Die neuen Transportmittel tragen dazu bei die Kosten für die Freiwilligen niedrig zu halten. Gleichzeitig sind einige Häuser, zu denen man aufgrund der manchmal schlechten Straßen nur schwer kommt, besser erreichbar. Die Fahrräder und Dreiräder sind mit Körben ausgestattet und können bis zu 40 km/h schnell fahren. Sie haben eine Reichweite von 40 Kilometern, bevor sie aufgeladen werden müssen.

Die Pandemie hat den Bedarf an humanitärer Hilfe in der Ostukraine verschärft. Dort sind aufgrund des Konflikts 2,9 Millionen Menschen auf Schutz und Hilfe angewiesen sind. Ältere Menschen, Menschen mit Behinderungen und alleinstehende Frauen gehören zu den am meisten gefährdeten Personen.

Neue Möglichkeiten

Die Förderung neuer Technologien ist in einer Region, in der es manchmal an Infrastrukturen wie medizinischen Einrichtungen, Banken und Postämtern mangelt, sehr wichtig.

So haben der UNHCR und sein NRO-Partner Proliska 2019 in der Region Luhansk am Fußgängerkontrollpunkt Stanytsia Luhanska an der Kontaktlinie einen Elektroauto-Service eingerichtet. Dort mussten die Menschen aus Sicherheitsgründen aus den Fahrzeugen aussteigen und zu Fuß weitergehen. Für ältere Menschen, Kranke und Behinderte eine große Schwierigkeit. Der Fahrdienst kann 400 Personen pro Tag befördern. Schwangere Frauen und Kinder, Menschen mit Behinderungen und Menschen über 75 Jahren haben Vorrang.

Außerdem haben Hilfsorganisationen zusammen mit dem UNHCR und Proliska zwei Bushaltestellen in Stanytsia Luhanska eingerichtet, die mit Solarpaneelen und Steckdosen zum Laden von Smartphones und Tablets ausgestattet sind.

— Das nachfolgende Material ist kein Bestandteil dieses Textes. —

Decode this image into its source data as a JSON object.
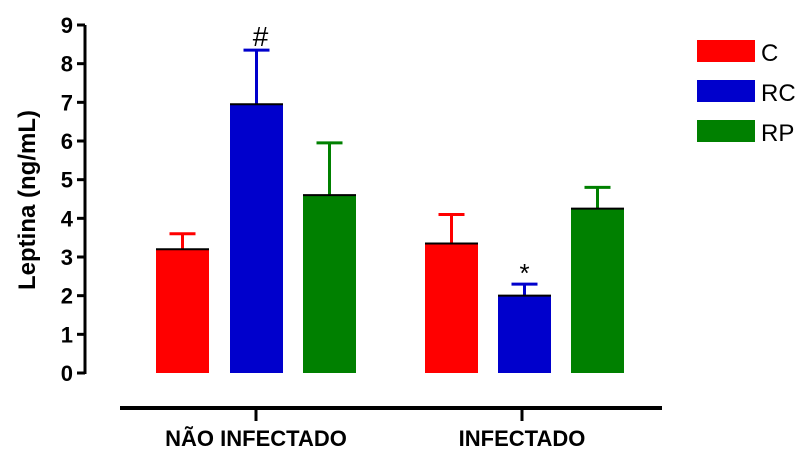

Die Ladestationen und das bereits installierte Wi-Fi sind während der Pandemie besonders nützlich, wenn jeder eine App zur Kontaktverfolgung nutzen muss.

Die Technologie und die Bereitschaft der Freiwilligen bedeuten, dass es auch angesichts der schwierigen Situation Hoffnung gibt.

Viele Menschen können nicht kommen und sich um ihre Grundstücke kümmern, die Häuser stürzen langsam ein und auf jedem zweiten Grundstück wächst Unkraut. Aber jeden Morgen schalte ich mein elektrisches Dreirad ein und fühle mich besser, weil ich weiß, dass ich diesen Ort besser machen kann, indem ich den Menschen helfe",  sagt Tetiana.